Avant d’étudier le rôle du contexte dans la mise en valeur de la figure métaphorique, ainsi que dans la constitution de sa signification, nous expliciterons d’abord la nature de cette notion. Dans cette optique, nous nous sommes trouvée face à plusieurs définitions, dont pour l’essentiel, celles que nous mentionnerons :
Généralement, la phrase est considérée comme le contexte qui détermine le sens de ses constituants : il s’agit d’un ensemble d’éléments qui accompagnent un segment dans un énoncé, pour influencer sa réalisation sémantique.
Alors que L. Bloomfield utilise le terme « contexte » pour indiquer des phénomènes qui appartiennent à des domaines syntaxique, sémantique ou expérientiel 159 , A. Martinet le définit comme « ce qui précède ou suit » 160 une unité ou une séquence, en le situant à différents niveaux de la structure linguistique. Par conséquent, cet auteur établit un ensemble de catégories contextuelles qui peuvent être phoniques, syntaxiques, ou autre.
Par ailleurs, nous accorderons plus d’intérêt à la définition du contexte donnée par M. Mahmoudian, qui insiste sur la nature sémantique de la composante contextuelle, puisque celle-ci « est […] de nature sémantique ; c’est un sens, ou plutôt un ensemble de sens. Dire qu’un mot a du sens, c’est admettre que le sujet parlant lui en reconnaît. C’est un paradoxe de dire que le mot n’a de sens qu’en contexte, qui en définitive, n’est rien d’autre qu’une suite de mots» 161 . Cet auteur s’inscrit dans la lignée des sémanticiens admettant la portée du contexte en sémantique, parmi lesquels Ullmann qui le considère tel « un des axiomes de la sémantique et de la lexicologie moderne » 162 . De même, Greimas voit que cette entité « fonctionne comme un système de compatibilités et d’incompatibilités entre les figures sémiques qu’il accepte ou non de réunir » 163 . Toutefois, M. Mahmoudian confirme que, dans cette perspective, la conception du contexte ne semble pas être appropriée que pour les analyses sémantiques, car on étudie uniquement des énoncés simples et réduits, alors qu’en poétique, on examine toute une œuvre, et donc, on aura besoin d’une définition du contexte qui soit d’abord plus large, mais aussi « propre aux études littéraires », et ce, dans le cas où elle répond à certaines exigences que l’auteur énumère en nombre de trois :
Le contexte est constitué par toutes les occurrences où la (ou les) figure est étudiée », c’est-à-dire toutes les fois où elle apparaît dans des cadres différents qui agissent sur elle.

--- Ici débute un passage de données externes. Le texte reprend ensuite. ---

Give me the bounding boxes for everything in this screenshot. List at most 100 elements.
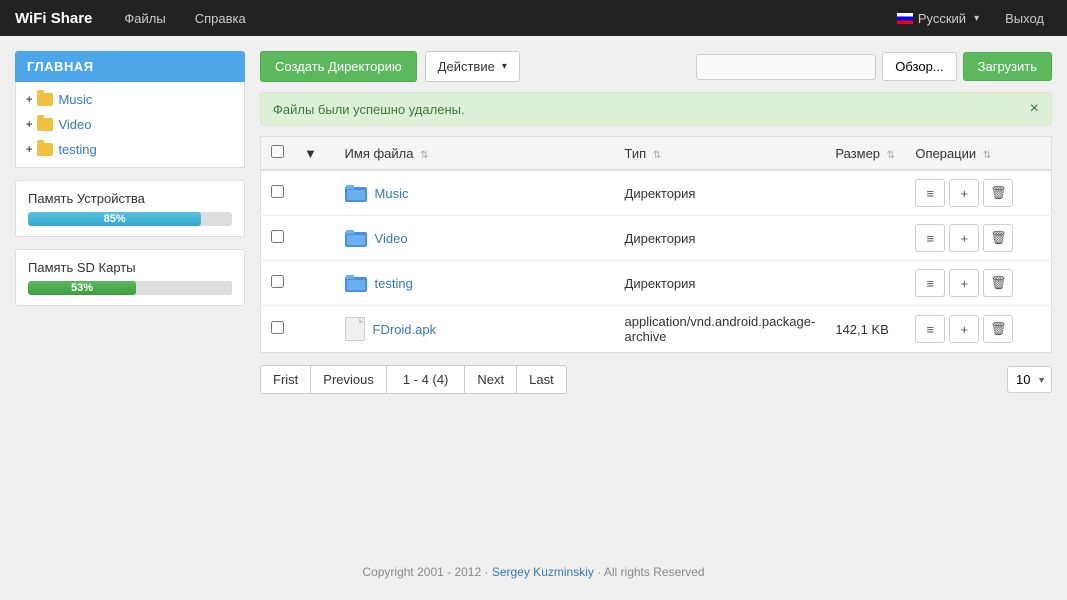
action-label: Действие bbox=[438, 59, 495, 74]
row-name-cell: testing bbox=[335, 261, 615, 306]
memory-sd-progress-wrap: 53% bbox=[28, 281, 232, 295]
table-row: VideoДиректория ≡ + 🗑 bbox=[261, 216, 1052, 261]
ops-add-button[interactable]: + bbox=[949, 224, 979, 252]
success-alert: Файлы были успешно удалены. × bbox=[260, 92, 1052, 126]
ops-buttons: ≡ + 🗑 bbox=[915, 315, 1041, 343]
file-link[interactable]: FDroid.apk bbox=[345, 317, 605, 341]
ops-menu-button[interactable]: ≡ bbox=[915, 179, 945, 207]
row-type-cell: Директория bbox=[615, 261, 826, 306]
ops-menu-button[interactable]: ≡ bbox=[915, 224, 945, 252]
sidebar-item-music[interactable]: + Music bbox=[16, 87, 244, 112]
ops-menu-button[interactable]: ≡ bbox=[915, 315, 945, 343]
sidebar-item-testing[interactable]: + testing bbox=[16, 137, 244, 162]
row-checkbox[interactable] bbox=[271, 185, 284, 198]
expand-icon-testing: + bbox=[26, 144, 32, 156]
table-row: FDroid.apk application/vnd.android.packag… bbox=[261, 306, 1052, 353]
row-checkbox[interactable] bbox=[271, 275, 284, 288]
action-dropdown-button[interactable]: Действие ▾ bbox=[425, 51, 520, 82]
sort-size-icon: ⇅ bbox=[887, 150, 895, 161]
file-name: FDroid.apk bbox=[373, 322, 437, 337]
lang-selector[interactable]: Русский ▾ bbox=[889, 7, 987, 30]
ops-delete-button[interactable]: 🗑 bbox=[983, 179, 1013, 207]
file-link[interactable]: Video bbox=[345, 227, 605, 249]
navbar-right: Русский ▾ Выход bbox=[889, 7, 1052, 30]
per-page-select[interactable]: 10 25 50 bbox=[1007, 366, 1052, 393]
navbar-nav: Файлы Справка bbox=[112, 3, 888, 34]
ops-add-button[interactable]: + bbox=[949, 269, 979, 297]
row-ops-cell: ≡ + 🗑 bbox=[905, 216, 1051, 261]
table-row: Music Директория ≡ + 🗑 bbox=[261, 170, 1052, 216]
row-name-cell: Video bbox=[335, 216, 615, 261]
create-directory-button[interactable]: Создать Директорию bbox=[260, 51, 417, 82]
row-size-cell bbox=[825, 170, 905, 216]
row-name-cell: FDroid.apk bbox=[335, 306, 615, 353]
navbar-brand: WiFi Share bbox=[15, 10, 92, 27]
sidebar-item-video[interactable]: + Video bbox=[16, 112, 244, 137]
file-link[interactable]: testing bbox=[345, 272, 605, 294]
row-type-cell: Директория bbox=[615, 170, 826, 216]
pagination-bar: Frist Previous 1 - 4 (4) Next Last 10 25… bbox=[260, 365, 1052, 394]
table-row: testing Директория ≡ + 🗑 bbox=[261, 261, 1052, 306]
sidebar-item-label-music: Music bbox=[58, 92, 92, 107]
row-checkbox[interactable] bbox=[271, 230, 284, 243]
sort-type-icon: ⇅ bbox=[653, 150, 661, 161]
table-header: ▼ Имя файла ⇅ Тип ⇅ Размер ⇅ bbox=[261, 137, 1052, 171]
row-checkbox-cell bbox=[261, 261, 295, 306]
nav-help[interactable]: Справка bbox=[183, 3, 258, 34]
per-page-wrap: 10 25 50 bbox=[1007, 366, 1052, 393]
page-prev-button[interactable]: Previous bbox=[310, 365, 386, 394]
row-sort-cell bbox=[294, 261, 335, 306]
row-ops-cell: ≡ + 🗑 bbox=[905, 261, 1051, 306]
col-header-name[interactable]: Имя файла ⇅ bbox=[335, 137, 615, 171]
sidebar: ГЛАВНАЯ + Music + Video + testing Память… bbox=[15, 51, 245, 535]
page-next-button[interactable]: Next bbox=[464, 365, 516, 394]
row-sort-cell bbox=[294, 306, 335, 353]
row-checkbox-cell bbox=[261, 216, 295, 261]
page-last-button[interactable]: Last bbox=[516, 365, 567, 394]
ops-add-button[interactable]: + bbox=[949, 315, 979, 343]
content-area: Создать Директорию Действие ▾ Обзор... З… bbox=[260, 51, 1052, 535]
memory-device-box: Память Устройства 85% bbox=[15, 180, 245, 237]
lang-caret: ▾ bbox=[974, 13, 979, 24]
col-header-size[interactable]: Размер ⇅ bbox=[825, 137, 905, 171]
folder-icon-music bbox=[37, 93, 53, 106]
ops-delete-button[interactable]: 🗑 bbox=[983, 224, 1013, 252]
row-sort-cell bbox=[294, 216, 335, 261]
logout-button[interactable]: Выход bbox=[997, 7, 1052, 30]
row-size-cell bbox=[825, 216, 905, 261]
file-icon bbox=[345, 317, 365, 341]
ops-delete-button[interactable]: 🗑 bbox=[983, 269, 1013, 297]
flag-icon bbox=[897, 13, 913, 24]
col-header-sort: ▼ bbox=[294, 137, 335, 171]
navbar: WiFi Share Файлы Справка Русский ▾ Выход bbox=[0, 0, 1067, 36]
footer-author-link[interactable]: Sergey Kuzminskiy bbox=[492, 565, 594, 579]
select-all-checkbox[interactable] bbox=[271, 145, 284, 158]
row-name-cell: Music bbox=[335, 170, 615, 216]
memory-sd-progress-label: 53% bbox=[28, 281, 136, 295]
file-link[interactable]: Music bbox=[345, 182, 605, 204]
col-header-type[interactable]: Тип ⇅ bbox=[615, 137, 826, 171]
file-table: ▼ Имя файла ⇅ Тип ⇅ Размер ⇅ bbox=[260, 136, 1052, 353]
upload-button[interactable]: Загрузить bbox=[963, 52, 1052, 81]
footer: Copyright 2001 - 2012 · Sergey Kuzminski… bbox=[0, 550, 1067, 594]
row-size-cell: 142,1 KB bbox=[825, 306, 905, 353]
expand-icon-music: + bbox=[26, 94, 32, 106]
ops-buttons: ≡ + 🗑 bbox=[915, 179, 1041, 207]
ops-delete-button[interactable]: 🗑 bbox=[983, 315, 1013, 343]
col-header-ops[interactable]: Операции ⇅ bbox=[905, 137, 1051, 171]
row-checkbox-cell bbox=[261, 306, 295, 353]
nav-files[interactable]: Файлы bbox=[112, 3, 177, 34]
row-type-cell: application/vnd.android.package-archive bbox=[615, 306, 826, 353]
browse-button[interactable]: Обзор... bbox=[882, 52, 956, 81]
upload-file-input[interactable] bbox=[696, 54, 876, 80]
memory-device-title: Память Устройства bbox=[28, 191, 232, 206]
sort-icon: ▼ bbox=[304, 146, 317, 161]
ops-menu-button[interactable]: ≡ bbox=[915, 269, 945, 297]
dir-icon bbox=[345, 272, 367, 294]
sort-name-icon: ⇅ bbox=[420, 150, 428, 161]
file-table-body: MusicДиректория ≡ + 🗑 VideoДиректория ≡ … bbox=[261, 170, 1052, 353]
page-first-button[interactable]: Frist bbox=[260, 365, 310, 394]
alert-close-button[interactable]: × bbox=[1030, 101, 1039, 117]
row-checkbox[interactable] bbox=[271, 321, 284, 334]
ops-add-button[interactable]: + bbox=[949, 179, 979, 207]
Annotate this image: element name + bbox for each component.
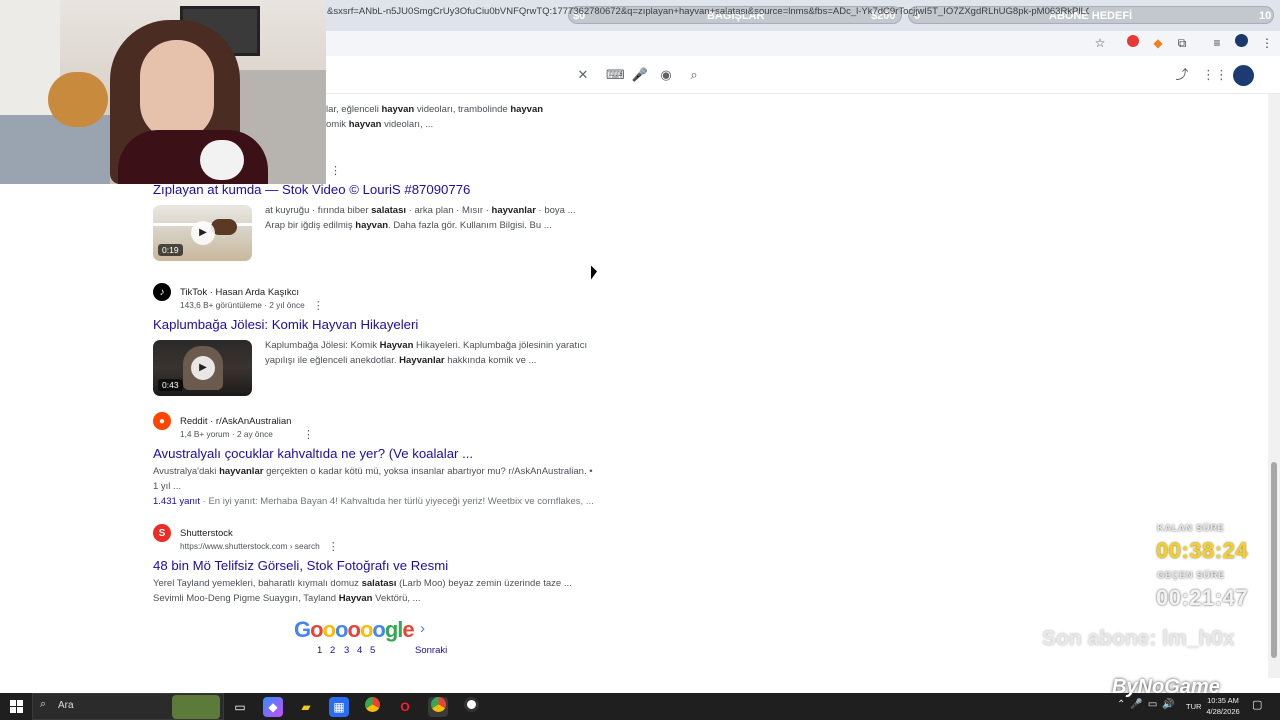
result-source[interactable]: Reddit · r/AskAnAustralian [180, 416, 291, 427]
result-shutterstock: S Shutterstock https://www.shutterstock.… [153, 523, 593, 606]
result-tiktok: ♪ TikTok · Hasan Arda Kaşıkcı 143,6 B+ g… [153, 282, 593, 396]
lens-icon[interactable]: ◉ [657, 66, 675, 84]
next-page-link[interactable]: Sonraki [415, 645, 447, 656]
video-duration: 0:43 [158, 379, 183, 391]
taskbar-search-icon: ⌕ [40, 698, 47, 710]
last-subscriber: Son abone: lm_h0x [1042, 627, 1235, 650]
video-thumbnail[interactable]: ▶ 0:19 [153, 205, 252, 261]
streamer-webcam [0, 0, 326, 184]
clear-search-icon[interactable]: ✕ [574, 66, 592, 84]
play-icon: ▶ [191, 356, 215, 380]
result-source[interactable]: Shutterstock [180, 528, 233, 539]
apps-grid-icon[interactable]: ⋮⋮ [1202, 66, 1228, 84]
result-snippet: Kaplumbağa Jölesi: Komik Hayvan Hikayele… [265, 340, 588, 366]
result-title[interactable]: Kaplumbağa Jölesi: Komik Hayvan Hikayele… [153, 317, 593, 332]
scrollbar-thumb[interactable] [1271, 462, 1277, 658]
result-meta: 143,6 B+ görüntüleme · 2 yıl önce [180, 300, 305, 310]
elapsed-time-label: GEÇEN SÜRE [1157, 570, 1225, 581]
copilot-icon[interactable]: ◆ [263, 697, 283, 717]
video-duration: 0:19 [158, 244, 183, 256]
file-explorer-icon[interactable]: ▰ [296, 697, 316, 717]
reddit-logo-icon: ● [153, 412, 171, 430]
share-icon[interactable]: ⤴ [1173, 66, 1191, 84]
task-view-icon[interactable]: ▭ [230, 697, 250, 717]
result-snippet: Yerel Tayland yemekleri, baharatlı kıyma… [153, 578, 572, 604]
result-meta: 1,4 B+ yorum · 2 ay önce [180, 429, 273, 439]
result-stock-video: Zıplayan at kumda — Stok Video © LouriS … [153, 176, 593, 261]
search-highlight-image [172, 695, 220, 719]
mouse-cursor [591, 265, 597, 283]
keyboard-icon[interactable]: ⌨ [606, 66, 625, 84]
result-menu-icon[interactable]: ⋮ [303, 428, 314, 441]
profile-avatar-icon[interactable] [1232, 34, 1250, 52]
taskbar-search-label: Ara [58, 700, 74, 711]
page-4[interactable]: 4 [357, 645, 362, 656]
media-control-icon[interactable]: ≡ [1208, 34, 1226, 52]
answers-count-link[interactable]: 1.431 yanıt [153, 496, 200, 507]
page-3[interactable]: 3 [344, 645, 349, 656]
result-title[interactable]: 48 bin Mö Telifsiz Görseli, Stok Fotoğra… [153, 558, 593, 573]
result-title[interactable]: Zıplayan at kumda — Stok Video © LouriS … [153, 182, 593, 197]
tray-icons[interactable]: ⌃🎤▭🔊 [1117, 699, 1180, 710]
partial-result-snippet: lar, eğlenceli hayvan videoları, trambol… [326, 104, 544, 130]
result-url[interactable]: https://www.shutterstock.com › search [180, 541, 320, 551]
metamask-icon[interactable]: ◆ [1149, 34, 1167, 52]
adblock-icon[interactable] [1124, 34, 1142, 52]
play-icon: ▶ [191, 221, 215, 245]
bookmark-star-icon[interactable]: ☆ [1091, 34, 1109, 52]
google-pager-logo: Goooooogle [294, 617, 415, 642]
page-2[interactable]: 2 [330, 645, 335, 656]
remaining-time: 00:38:24 [1156, 538, 1249, 563]
result-menu-icon[interactable]: ⋮ [328, 540, 339, 553]
clock-date: 4/28/2026 [1206, 707, 1240, 716]
result-answers: 1.431 yanıt · En iyi yanıt: Merhaba Baya… [153, 496, 594, 507]
address-bar[interactable]: &sxsrf=ANbL-n5JU0SmgCrUy3OfuCiu0bVNFQrwT… [327, 6, 1089, 17]
bynogame-logo: ByNoGame [1112, 676, 1220, 698]
keyboard-language[interactable]: TUR [1186, 702, 1201, 711]
remaining-time-label: KALAN SÜRE [1157, 523, 1225, 534]
obs-icon[interactable] [461, 697, 481, 717]
notification-icon[interactable]: ▢ [1252, 698, 1262, 711]
browser-menu-icon[interactable]: ⋮ [1258, 34, 1276, 52]
video-thumbnail[interactable]: ▶ 0:43 [153, 340, 252, 396]
opera-icon[interactable]: O [395, 697, 415, 717]
page-1: 1 [317, 645, 323, 656]
result-snippet: at kuyruğu · fırında biber salatası · ar… [265, 205, 576, 231]
result-reddit: ● Reddit · r/AskAnAustralian 1,4 B+ yoru… [153, 411, 594, 509]
tiktok-logo-icon: ♪ [153, 283, 171, 301]
extensions-icon[interactable]: ⧉ [1173, 34, 1191, 52]
search-icon[interactable]: ⌕ [685, 66, 703, 84]
chrome-icon[interactable] [362, 697, 382, 717]
result-snippet: Avustralya'daki hayvanlar gerçekten o ka… [153, 466, 593, 492]
chrome-active-icon[interactable] [428, 697, 448, 717]
voice-search-icon[interactable]: 🎤 [631, 66, 649, 84]
windows-start-icon[interactable] [10, 700, 23, 713]
next-page-chevron-icon[interactable]: › [420, 620, 425, 637]
google-account-avatar[interactable] [1233, 65, 1254, 86]
shutterstock-logo-icon: S [153, 524, 171, 542]
elapsed-time: 00:21:47 [1156, 585, 1249, 610]
page-5[interactable]: 5 [370, 645, 375, 656]
store-icon[interactable]: ▦ [329, 697, 349, 717]
sub-goal-max: 10 [1259, 10, 1272, 22]
result-title[interactable]: Avustralyalı çocuklar kahvaltıda ne yer?… [153, 446, 593, 461]
result-menu-icon[interactable]: ⋮ [313, 299, 324, 312]
result-source[interactable]: TikTok · Hasan Arda Kaşıkcı [180, 287, 299, 298]
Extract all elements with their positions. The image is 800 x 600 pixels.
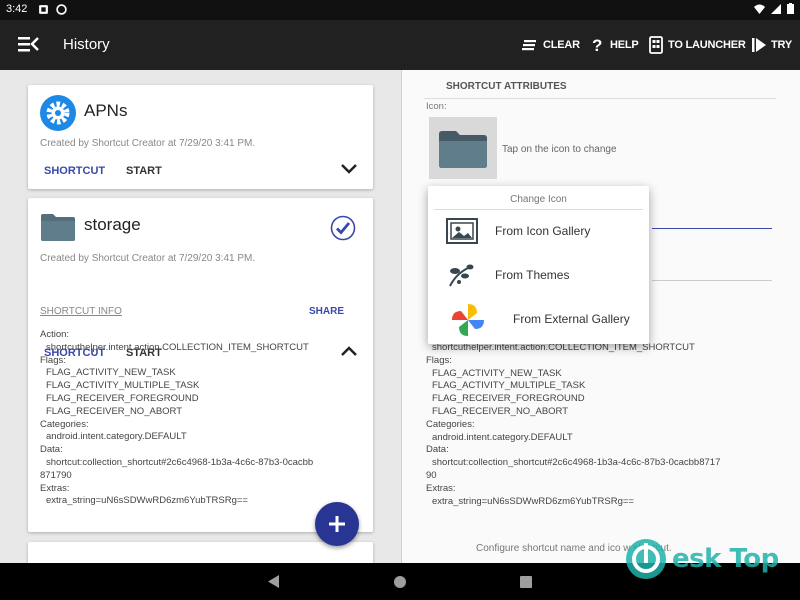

Il doit permettre de lever l’ambiguïté sémantique des figures étudiées, sinon il sera considéré comme non achevé », dans la mesure où dans un cadre quelconque, la figure peut demeurer énigmatique si elle est présentée isolée, et acquérir une signification différente et changeante chaque fois que nous la plaçons dans un contexte autre. Ce dernier doit être achevé et donc suffisant.
Au cas où les occurrences relevées à l’intérieur d’une même œuvre ne constitueraient pas un contexte achevé, il faut recourir à un contexte plus élargi intégrant l’œuvre dans l’ensemble plus vaste qui l’englobe jusqu’à saturation des possibilités sémantiques de la figure étudiée. 164
En outre, l’analyse d’une figure jusqu’à l’éclaircissement dépend de l’étendue du contexte, qui va, en s’élargissant, jusqu’à parvenir à valider une signification valable du processus figural. Ainsi, une conception assez étendue du contexte n’est-elle pas indispensable à l’explication du sens métaphorique.
Il est aussi à signaler que le « contexte » peut être désigné par d’autres termes, tel que le suggère ce même auteur, à savoir : « chaîne, environnement, parole, syntagmatique, discours […] » 165 .
L. BLOOMFIELD, Le Langage, Paris, Payot 1970, §24. 7, pp.416-419.
A. MARTINET, Syntaxe générale, Paris, Colin 1985, § 8.3, pp.194-195.
M. MAHMOUDIAN, Le contexte en sémantique, Paris, Peeters 1997, p.3.
S. ULLMANN, Précis de sémantique française, Suisse, A Francke S. A. Berne 1965, p.99.
GREIMAS, Sémantique structurale, Pais, PUF 1986, p20.
K. GAHA, Métaphore et métonymie dans le polygone étoilé, Publications de l’Université de Tunis 1979, p.19.
M. MAHMOUDIAN, Le contexte en sémantique, Paris, Peeters 1997, p.59.